Advancing Building Technologies 

The Building Technologies Research and Integration Center (BTRIC), established in 1993, is the Department of Energy’s only designated user facility dedicated to performing early-stage research and development in building technologies. With the aim of improving the energy efficiency and environmental compatibility of residential and commercial buildings, research focuses on building envelopes, equipment, building systems integration, energy storage and building-to-grid interactions, sensors, transactive controls, and data modeling and simulation.

The BTRIC comprises a 38,000 sq. ft. research campus and includes the flagship Maximum Building Energy Efficiency Research Laboratory (MAXLAB), a multi-purpose laboratory to advance the energy efficiency and durability of building envelopes (e.g., large-scale wall assemblies), equipment, and appliances.
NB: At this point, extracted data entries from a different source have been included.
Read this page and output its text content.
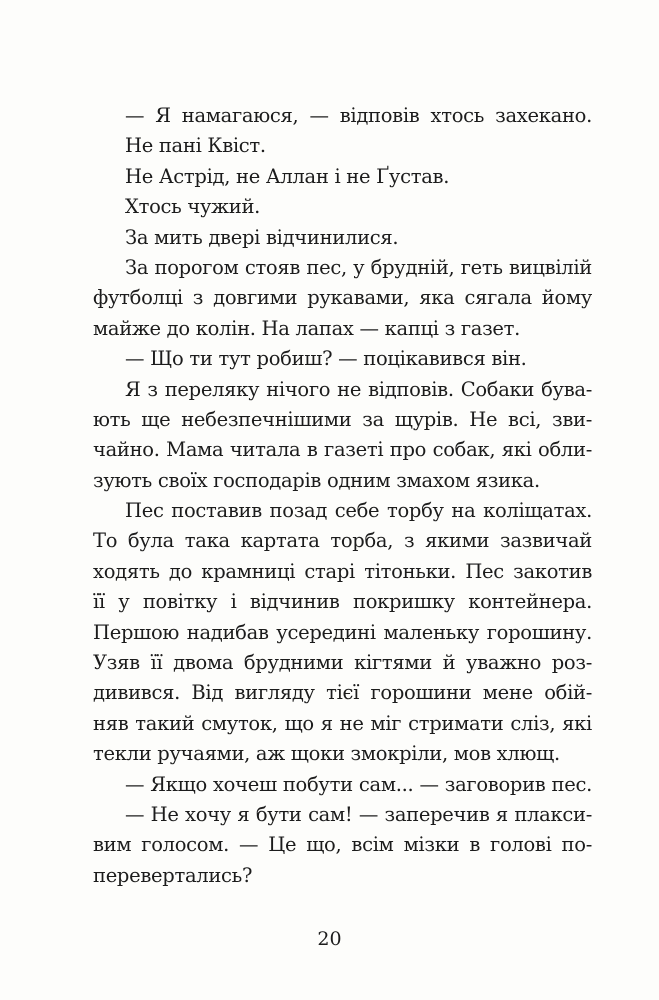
— Я намагаюся, — відповів хтось захекано.
Не пані Квіст.
Не Астрід, не Аллан і не Ґустав.
Хтось чужий.
За мить двері відчинилися.
За порогом стояв пес, у брудній, геть вицвілій
футболці з довгими рукавами, яка сягала йому
майже до колін. На лапах — капці з газет.
— Що ти тут робиш? — поцікавився він.
Я з переляку нічого не відповів. Собаки бува-
ють ще небезпечнішими за щурів. Не всі, зви-
чайно. Мама читала в газеті про собак, які обли-
зують своїх господарів одним змахом язика.
Пес поставив позад себе торбу на коліщатах.
То була така картата торба, з якими зазвичай
ходять до крамниці старі тітоньки. Пес закотив
її у повітку і відчинив покришку контейнера.
Першою надибав усередині маленьку горошину.
Узяв її двома брудними кігтями й уважно роз-
дивився. Від вигляду тієї горошини мене обій-
няв такий смуток, що я не міг стримати сліз, які
текли ручаями, аж щоки змокріли, мов хлющ.
— Якщо хочеш побути сам... — заговорив пес.
— Не хочу я бути сам! — заперечив я плакси-
вим голосом. — Це що, всім мізки в голові по-
перевертались?
20
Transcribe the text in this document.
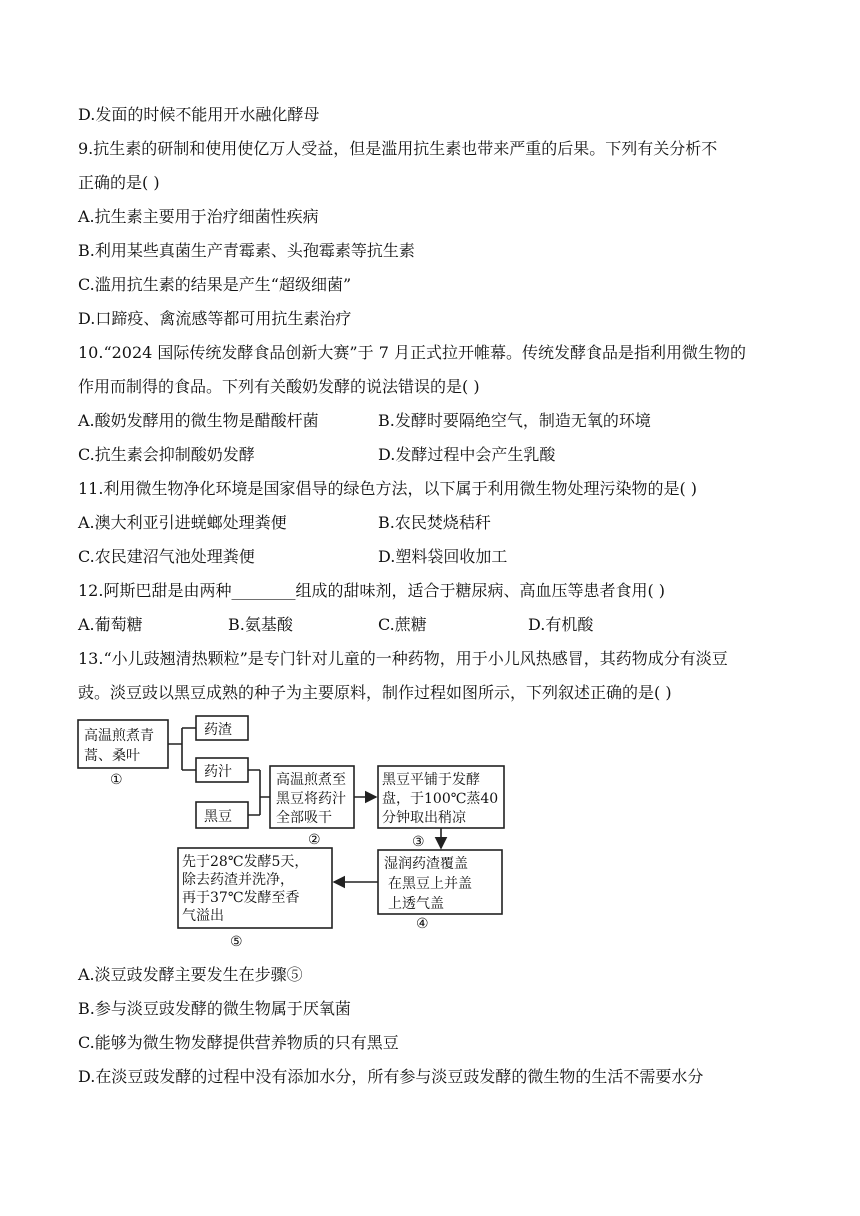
D.发面的时候不能用开水融化酵母
9.抗生素的研制和使用使亿万人受益，但是滥用抗生素也带来严重的后果。下列有关分析不
正确的是( )
A.抗生素主要用于治疗细菌性疾病
B.利用某些真菌生产青霉素、头孢霉素等抗生素
C.滥用抗生素的结果是产生“超级细菌”
D.口蹄疫、禽流感等都可用抗生素治疗
10.“2024 国际传统发酵食品创新大赛”于 7 月正式拉开帷幕。传统发酵食品是指利用微生物的
作用而制得的食品。下列有关酸奶发酵的说法错误的是( )
A.酸奶发酵用的微生物是醋酸杆菌	B.发酵时要隔绝空气，制造无氧的环境
C.抗生素会抑制酸奶发酵	D.发酵过程中会产生乳酸
11.利用微生物净化环境是国家倡导的绿色方法，以下属于利用微生物处理污染物的是( )
A.澳大利亚引进蜣螂处理粪便	B.农民焚烧秸秆
C.农民建沼气池处理粪便	D.塑料袋回收加工
12.阿斯巴甜是由两种________组成的甜味剂，适合于糖尿病、高血压等患者食用( )
A.葡萄糖	B.氨基酸	C.蔗糖	D.有机酸
13.“小儿豉翘清热颗粒”是专门针对儿童的一种药物，用于小儿风热感冒，其药物成分有淡豆
豉。淡豆豉以黑豆成熟的种子为主要原料，制作过程如图所示，下列叙述正确的是( )
高温煎煮青
蒿、桑叶
①
药渣
药汁
黑豆
高温煎煮至
黑豆将药汁
全部吸干
②
黑豆平铺于发酵
盘，于100℃蒸40
分钟取出稍凉
③
湿润药渣覆盖
在黑豆上并盖
上透气盖
④
先于28℃发酵5天，
除去药渣并洗净，
再于37℃发酵至香
气溢出
⑤
A.淡豆豉发酵主要发生在步骤⑤
B.参与淡豆豉发酵的微生物属于厌氧菌
C.能够为微生物发酵提供营养物质的只有黑豆
D.在淡豆豉发酵的过程中没有添加水分，所有参与淡豆豉发酵的微生物的生活不需要水分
Envelope and Equipment Laboratories provide a range of test chambers and capabilities for developing new components that are more resistant to heat flow, airtight, and moisture-durable than existing technologies. Flexible Research Platforms offer the opportunity to plug-and-play, placing technologies into real-world, highly instrumented buildings for evaluation. From benchtop wind tunnels to computational fluid dynamics modeling to large-scale environmental chambers, BTRIC provides a range of capabilities to advance building technologies.

Advanced Manufacturing

Leveraging multidisciplinary expertise and exploring new ways to integrate advanced manufacturing into building envelope design such as 3D printing for precast concrete molds, proving to be more durable than conventional wood molds.

Transactive Controls

Improving energy efficiency by developing new building technologies, whole-building community integration, creating software that leverages data from Internet-connected residential HVAC units and water heaters to enhance energy management in buildings.

Computational Science

Utilizing the most powerful supercomputing systems in the world to build web visualization tools, showing energy use intensity, providing accurate simulations, helping meet energy reduction and consumption goals.

Emerging Materials

Investigating emerging materials, components and systems, understanding heat, air and moisture transfer, looking at ways to use a building’s envelope as a filter to store or reject solar radiation, eliminating unwanted heat and air flow.

Thermal Solutions

Deploying neutrons to gain a deeper understanding of the structure of novel materials in heat exchangers, characterizing refrigerant flow and phase change process for the development of thermal solutions.

Energy Storage

Providing low-cost, high round trip efficiency energy storage technology for buildings and modular pump storage hydro applications.